NAIROBI, Kenya, Sep 28 – US President Joe Biden on Tuesday appointed Dr John Nkengasong, a virologist and director of the Africa Centers for Disease Control and Prevention, to lead the President’s Emergency Plan for AIDS Relief (PEPFAR).
Dr Nkengasong, born in Cameroon, is the first person of African origin to head the program, which is housed in the Department of State.
His appointment is expected to boost HIV suppression efforts, especially for people living with HIV that stand a high risk of contracting severe diseases from COVID-19 as well as hospitalizations.
Compared with 2019, people reached with HIV prevention programs and services declined by 11 per cent while young people reached with prevention services declined by 12 per cent.
The 2020 Global Fund Results Report showed mothers receiving medicine to prevent transmitting HIV to their babies dropped by 4.5 per cent.
HIV testing dropped by 22 per cent, holding back HIV treatment initiation in most countries.
Dr Nkengasong who served as Director of the Africa Centers for Disease Control and Prevention, which is part of the African Union, rose to prominence during the COVID-19 pandemic as the coordinating body of the continental response; working with countries to secure tests, boost laboratory capacity, manage outbreaks, and access vaccines.
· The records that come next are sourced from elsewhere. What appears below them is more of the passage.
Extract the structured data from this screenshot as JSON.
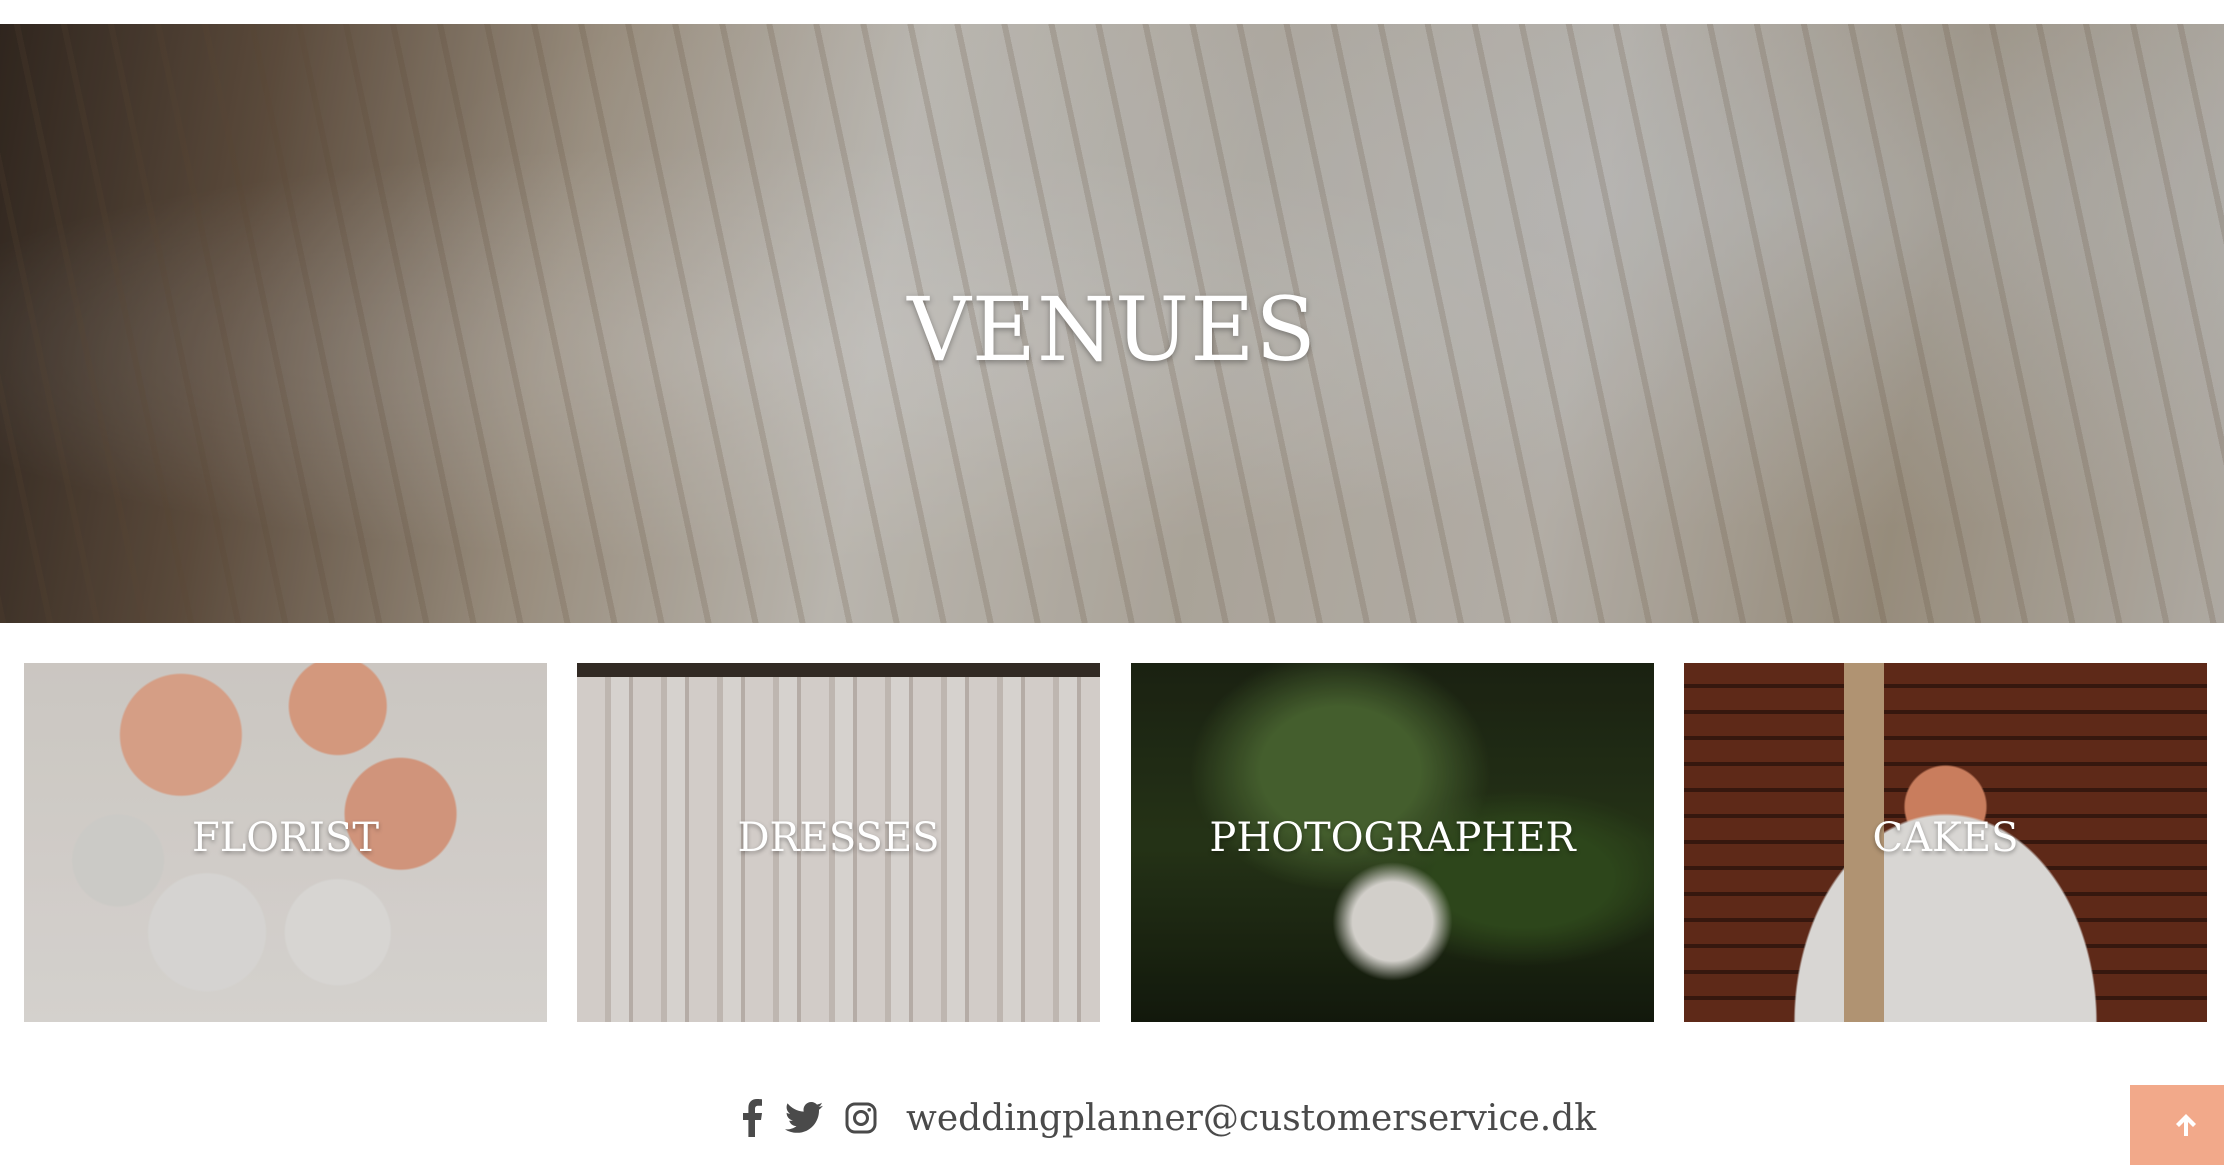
{
  "hero": {
    "title": "VENUES"
  },
  "categories": [
    {
      "label": "FLORIST"
    },
    {
      "label": "DRESSES"
    },
    {
      "label": "PHOTOGRAPHER"
    },
    {
      "label": "CAKES"
    }
  ],
  "footer": {
    "social_icons": [
      "facebook-icon",
      "twitter-icon",
      "instagram-icon"
    ],
    "email": "weddingplanner@customerservice.dk"
  },
  "scroll_top": {
    "icon": "arrow-up-icon",
    "color": "#f2a98a"
  }
}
PEPFAR is a $7 billion program that is the largest single-nation commitment to fight a single disease in history.
Since its inception in 2003, the U.S. has invested over $85 billion in the global HIV/AIDS response with Kenya being a beneficiary.
According to the WHO, during the COVID pandemic, there has been a reduction and access to prevention services, testing services for HIV.
“These are the kind of services needed to restart and maintain so that all people living with HIV have access to the anti-retroviral they need,and also now start to be prioritized and have access to COVID-19 vaccines.”
Vaccines currently in the market can be used among people living with HIV and provide adequate protection with WHO further stating that they should be prioritized for early Covid vaccines, considering that people living with HIV have a 30 per cent increased risk of death if they are hospitalized.